В конце концов движение немного согрело его, а когда он заполз в дюны, где дождь и ветер свирепствовали меньше, то даже сумел подняться на ноги. Гед произнес заклинание, и светящийся шар на конце посоха стал больше и ярче, рассеивая черную плотную тьму, обступившую его со всех сторон. Опираясь на свой посох и без конца спотыкаясь, юноша двинулся в глубь острова. Вскоре, поднявшись на гребень очередной дюны, он снова услышал море, почти затихшее у него за спиной, и понял, что практически прошел островок насквозь. Точнее, это был обычный риф, крошечный клочок суши среди безбрежного океана.
Гед был слишком измучен, чтобы предаваться отчаянию, но все же некое подобие рыдания вырвалось у него из груди, и он застыл в неподвижности, опираясь на посох. Потом, понурив голову, побрел влево, чтобы ветер дул в спину, пытаясь отыскать во впадине меж дюн хоть какое-то убежище среди обледеневшей полеглой морской травы.

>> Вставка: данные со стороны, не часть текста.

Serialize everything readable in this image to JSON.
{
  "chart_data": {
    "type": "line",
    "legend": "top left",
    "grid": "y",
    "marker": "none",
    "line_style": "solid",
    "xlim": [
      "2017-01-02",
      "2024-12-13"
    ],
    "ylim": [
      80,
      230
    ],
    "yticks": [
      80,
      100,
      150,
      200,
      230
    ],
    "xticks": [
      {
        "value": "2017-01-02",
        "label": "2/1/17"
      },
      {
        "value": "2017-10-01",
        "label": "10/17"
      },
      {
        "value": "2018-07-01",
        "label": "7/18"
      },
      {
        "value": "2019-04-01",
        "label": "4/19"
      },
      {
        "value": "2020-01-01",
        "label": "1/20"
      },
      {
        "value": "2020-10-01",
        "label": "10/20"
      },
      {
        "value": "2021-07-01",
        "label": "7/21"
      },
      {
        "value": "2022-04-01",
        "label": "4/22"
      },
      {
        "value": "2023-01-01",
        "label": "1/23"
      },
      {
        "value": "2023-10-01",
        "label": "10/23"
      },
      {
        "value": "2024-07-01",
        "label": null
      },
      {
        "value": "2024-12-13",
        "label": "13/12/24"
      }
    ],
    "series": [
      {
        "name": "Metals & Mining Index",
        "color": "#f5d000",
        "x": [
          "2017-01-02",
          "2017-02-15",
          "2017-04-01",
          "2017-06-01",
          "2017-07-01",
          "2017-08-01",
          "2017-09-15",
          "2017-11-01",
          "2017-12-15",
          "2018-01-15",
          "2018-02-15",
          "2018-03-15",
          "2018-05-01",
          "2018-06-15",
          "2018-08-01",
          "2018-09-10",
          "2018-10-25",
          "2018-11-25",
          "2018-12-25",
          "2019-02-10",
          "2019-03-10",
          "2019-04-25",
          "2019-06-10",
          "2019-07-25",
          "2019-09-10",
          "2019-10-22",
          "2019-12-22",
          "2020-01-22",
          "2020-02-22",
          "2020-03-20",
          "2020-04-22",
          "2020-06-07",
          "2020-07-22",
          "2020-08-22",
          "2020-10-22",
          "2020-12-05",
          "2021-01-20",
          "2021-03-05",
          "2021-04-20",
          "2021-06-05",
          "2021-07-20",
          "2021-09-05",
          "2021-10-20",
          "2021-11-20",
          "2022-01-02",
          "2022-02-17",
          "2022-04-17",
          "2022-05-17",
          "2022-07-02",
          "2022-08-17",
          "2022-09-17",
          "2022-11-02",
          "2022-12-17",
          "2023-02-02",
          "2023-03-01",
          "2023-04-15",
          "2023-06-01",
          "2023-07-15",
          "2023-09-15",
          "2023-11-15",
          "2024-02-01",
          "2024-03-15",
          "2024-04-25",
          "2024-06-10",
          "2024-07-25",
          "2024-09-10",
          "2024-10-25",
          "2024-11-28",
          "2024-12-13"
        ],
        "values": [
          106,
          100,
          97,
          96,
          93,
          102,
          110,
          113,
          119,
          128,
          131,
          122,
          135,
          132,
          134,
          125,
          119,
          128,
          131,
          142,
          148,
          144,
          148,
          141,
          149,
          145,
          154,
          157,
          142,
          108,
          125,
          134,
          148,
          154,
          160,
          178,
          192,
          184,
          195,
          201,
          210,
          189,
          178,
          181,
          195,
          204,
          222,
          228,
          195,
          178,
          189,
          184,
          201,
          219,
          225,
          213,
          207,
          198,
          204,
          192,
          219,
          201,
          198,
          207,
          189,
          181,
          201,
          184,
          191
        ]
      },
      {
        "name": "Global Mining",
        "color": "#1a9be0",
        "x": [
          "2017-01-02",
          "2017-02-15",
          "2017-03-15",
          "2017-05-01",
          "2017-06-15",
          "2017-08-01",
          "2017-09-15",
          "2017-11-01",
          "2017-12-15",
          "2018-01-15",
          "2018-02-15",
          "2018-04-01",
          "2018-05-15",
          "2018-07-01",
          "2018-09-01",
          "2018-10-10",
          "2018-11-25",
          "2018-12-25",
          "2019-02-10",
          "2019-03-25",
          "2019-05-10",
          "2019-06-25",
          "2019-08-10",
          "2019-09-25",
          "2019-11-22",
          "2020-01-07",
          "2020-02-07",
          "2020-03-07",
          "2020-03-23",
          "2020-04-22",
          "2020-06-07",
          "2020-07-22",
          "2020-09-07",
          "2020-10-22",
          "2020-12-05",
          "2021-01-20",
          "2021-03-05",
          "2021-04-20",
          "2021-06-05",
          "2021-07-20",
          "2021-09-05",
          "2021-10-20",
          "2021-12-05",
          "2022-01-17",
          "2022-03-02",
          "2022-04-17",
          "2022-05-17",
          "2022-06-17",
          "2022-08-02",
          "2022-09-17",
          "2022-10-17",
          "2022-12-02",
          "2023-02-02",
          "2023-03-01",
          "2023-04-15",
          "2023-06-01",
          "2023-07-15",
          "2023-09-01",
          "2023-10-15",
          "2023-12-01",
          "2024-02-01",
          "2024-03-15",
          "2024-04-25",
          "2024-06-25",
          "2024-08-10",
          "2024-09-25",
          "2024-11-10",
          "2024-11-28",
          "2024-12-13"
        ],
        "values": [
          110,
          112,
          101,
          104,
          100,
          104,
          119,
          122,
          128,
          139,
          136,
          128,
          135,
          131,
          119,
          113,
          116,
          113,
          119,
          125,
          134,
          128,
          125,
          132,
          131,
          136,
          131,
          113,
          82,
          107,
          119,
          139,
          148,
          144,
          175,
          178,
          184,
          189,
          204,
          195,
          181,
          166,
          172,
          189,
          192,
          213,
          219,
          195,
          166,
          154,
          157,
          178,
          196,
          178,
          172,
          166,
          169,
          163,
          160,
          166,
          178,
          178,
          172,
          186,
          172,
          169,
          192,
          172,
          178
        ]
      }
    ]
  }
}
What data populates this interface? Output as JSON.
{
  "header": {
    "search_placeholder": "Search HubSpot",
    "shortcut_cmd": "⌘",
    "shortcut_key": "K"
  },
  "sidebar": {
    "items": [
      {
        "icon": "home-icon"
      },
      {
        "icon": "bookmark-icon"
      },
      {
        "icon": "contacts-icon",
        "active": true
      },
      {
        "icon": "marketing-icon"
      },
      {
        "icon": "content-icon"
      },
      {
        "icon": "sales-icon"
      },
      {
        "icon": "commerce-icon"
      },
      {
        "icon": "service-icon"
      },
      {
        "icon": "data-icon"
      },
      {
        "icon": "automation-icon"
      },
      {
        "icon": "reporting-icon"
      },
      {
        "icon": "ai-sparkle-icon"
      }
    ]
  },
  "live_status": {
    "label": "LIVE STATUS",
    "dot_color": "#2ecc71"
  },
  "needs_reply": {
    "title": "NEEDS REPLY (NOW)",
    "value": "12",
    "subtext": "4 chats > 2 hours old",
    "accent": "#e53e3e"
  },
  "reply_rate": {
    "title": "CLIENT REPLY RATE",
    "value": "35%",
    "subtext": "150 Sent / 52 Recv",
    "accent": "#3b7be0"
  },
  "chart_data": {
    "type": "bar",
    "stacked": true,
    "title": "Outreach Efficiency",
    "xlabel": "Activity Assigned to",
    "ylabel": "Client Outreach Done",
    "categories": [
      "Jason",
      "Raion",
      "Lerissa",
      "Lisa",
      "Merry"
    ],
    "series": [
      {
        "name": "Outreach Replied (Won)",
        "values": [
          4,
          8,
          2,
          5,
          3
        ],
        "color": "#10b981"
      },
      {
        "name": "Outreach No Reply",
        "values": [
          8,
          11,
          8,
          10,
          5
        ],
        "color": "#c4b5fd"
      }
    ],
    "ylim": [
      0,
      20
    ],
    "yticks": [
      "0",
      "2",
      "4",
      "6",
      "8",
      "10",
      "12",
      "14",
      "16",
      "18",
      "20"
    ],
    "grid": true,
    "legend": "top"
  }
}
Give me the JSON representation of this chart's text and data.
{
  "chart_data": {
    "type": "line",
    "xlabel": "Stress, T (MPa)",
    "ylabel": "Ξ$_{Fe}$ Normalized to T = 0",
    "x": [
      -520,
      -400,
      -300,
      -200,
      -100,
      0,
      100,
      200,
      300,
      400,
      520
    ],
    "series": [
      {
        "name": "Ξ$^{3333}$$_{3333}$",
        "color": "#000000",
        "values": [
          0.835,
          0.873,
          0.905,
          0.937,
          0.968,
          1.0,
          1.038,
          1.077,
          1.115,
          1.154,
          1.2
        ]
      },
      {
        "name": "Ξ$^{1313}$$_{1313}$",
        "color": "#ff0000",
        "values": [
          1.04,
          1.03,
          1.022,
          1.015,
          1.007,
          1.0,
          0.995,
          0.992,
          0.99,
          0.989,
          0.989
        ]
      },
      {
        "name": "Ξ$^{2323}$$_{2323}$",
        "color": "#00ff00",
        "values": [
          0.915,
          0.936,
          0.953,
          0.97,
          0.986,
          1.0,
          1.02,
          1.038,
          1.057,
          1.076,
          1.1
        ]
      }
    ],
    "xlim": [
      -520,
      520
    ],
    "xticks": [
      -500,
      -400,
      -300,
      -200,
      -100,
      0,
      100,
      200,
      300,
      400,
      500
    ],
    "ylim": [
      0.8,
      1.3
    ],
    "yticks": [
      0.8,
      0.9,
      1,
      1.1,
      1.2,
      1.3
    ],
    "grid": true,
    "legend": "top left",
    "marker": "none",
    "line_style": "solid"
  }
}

Когда он приподнял посох, чтобы получше оглядеться, то вдруг заметил какой-то слабый отблеск на самом краю освещенного круга: это блестела мокрая от дождя стена какой-то хижины.
Хижина была настолько маленькой и хлипкой, словно ее построил ребенок. Гед стукнул своим посохом в низенькую дверь. Но никто не открыл. Гед толкнул дверь и вошел внутрь, для чего ему пришлось согнуться почти пополам. Впрочем, в хижине выпрямиться в полный рост он тоже не смог. В очаге краснели угли, и в этом неясном свете Гед разглядел человека с седыми длинными волосами, скорчившегося от ужаса у противоположной стены, и еще кого-то — неясно, женщину или мужчину, — выглядывавшего из-под кучи тряпья и шкур на полу.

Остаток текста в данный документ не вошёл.